Another assault on Yezidi custom manifested through these rapes, in that Yazidi women and men cannot marry someone who does no belong to their group, and the child resulting from any Yezidi union must have two Yazidi parents. Women who bore children as a result of rape and sex-slavery could not easily integrate those children into their community.

A notably high number of Yezidi refugees also reportedly suffer from PTSD, with a higher proportion of these sufferers being women.

=== Honor killings ===
Honor killings are acts of violence, which tend to be fatal, committed against women who are seen to have brought shame to their families by disrespecting cultural norms related to sexuality and behavior. These killings are typically carried out by the male members in the family with the purpose of restoring the family's "honor" and reputation. More than 200 honor killings occur annually within Syria. One of the major factors that goes into this violence is also the increase in sexual abuse and molestation going on during the country's ongoing civil disorder, which has intensified the desire for some families to "restore honor" following such incidents.
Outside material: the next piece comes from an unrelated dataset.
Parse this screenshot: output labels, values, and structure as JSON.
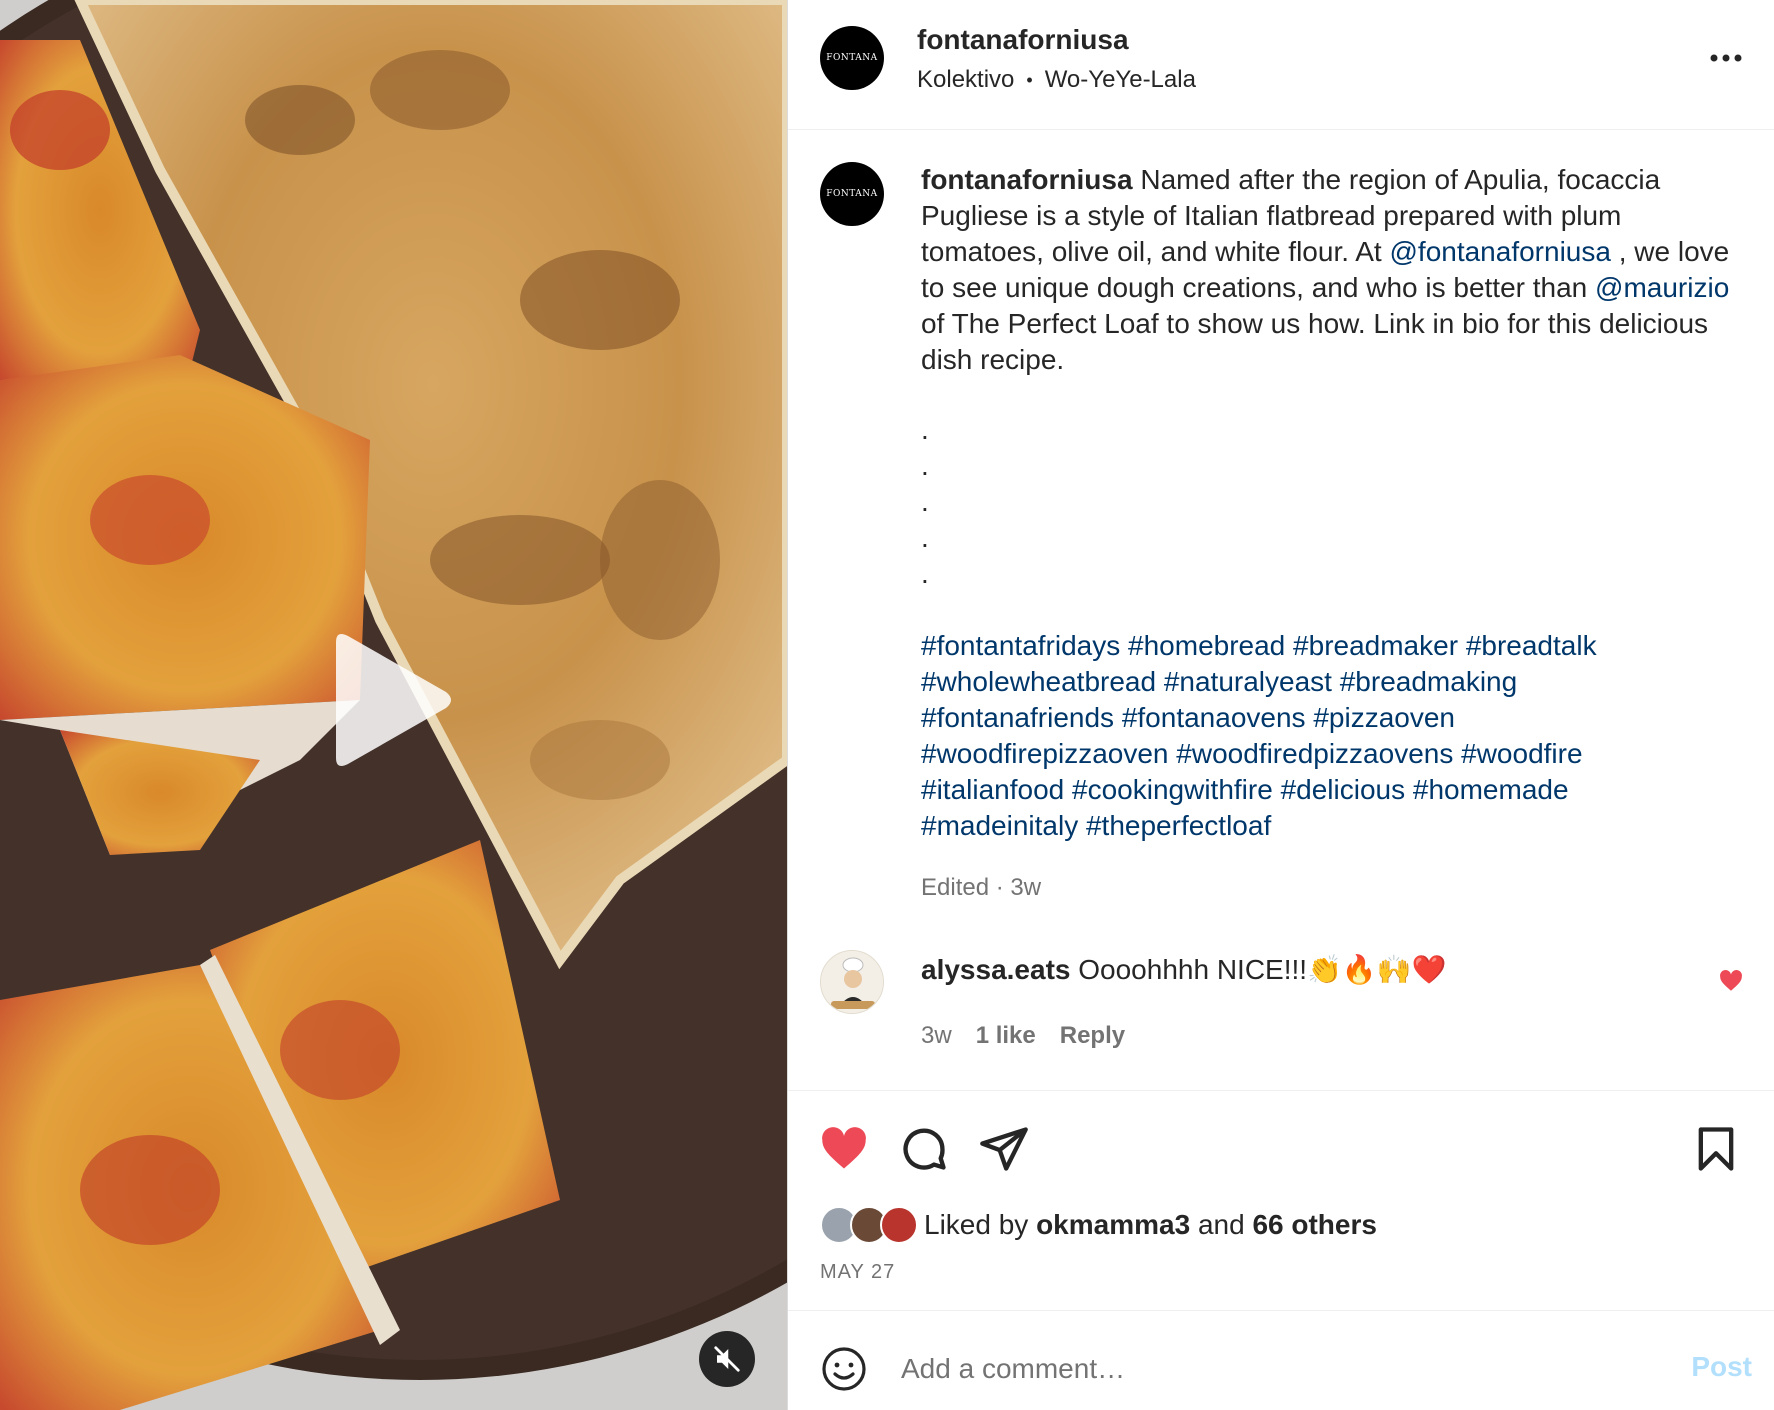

The practice is originated deep in patriarchal traditions that assign men authority over women within the family structure. Men are often considered the protectors and controllers of the family's reputation and resources, while women are expected to uphold their responsibilities through modesty and domestic jobs. In this context, a woman's honor may be considered compromised not only by her sexual activitybut also by behaviors that are considered inappropriate socially, this includes things such as speaking loudly, going into the public without a male escort, or rejecting traditional gender roles. Even women who are single, divorced, or have experienced sexual assault may be seen as having dishonored their families.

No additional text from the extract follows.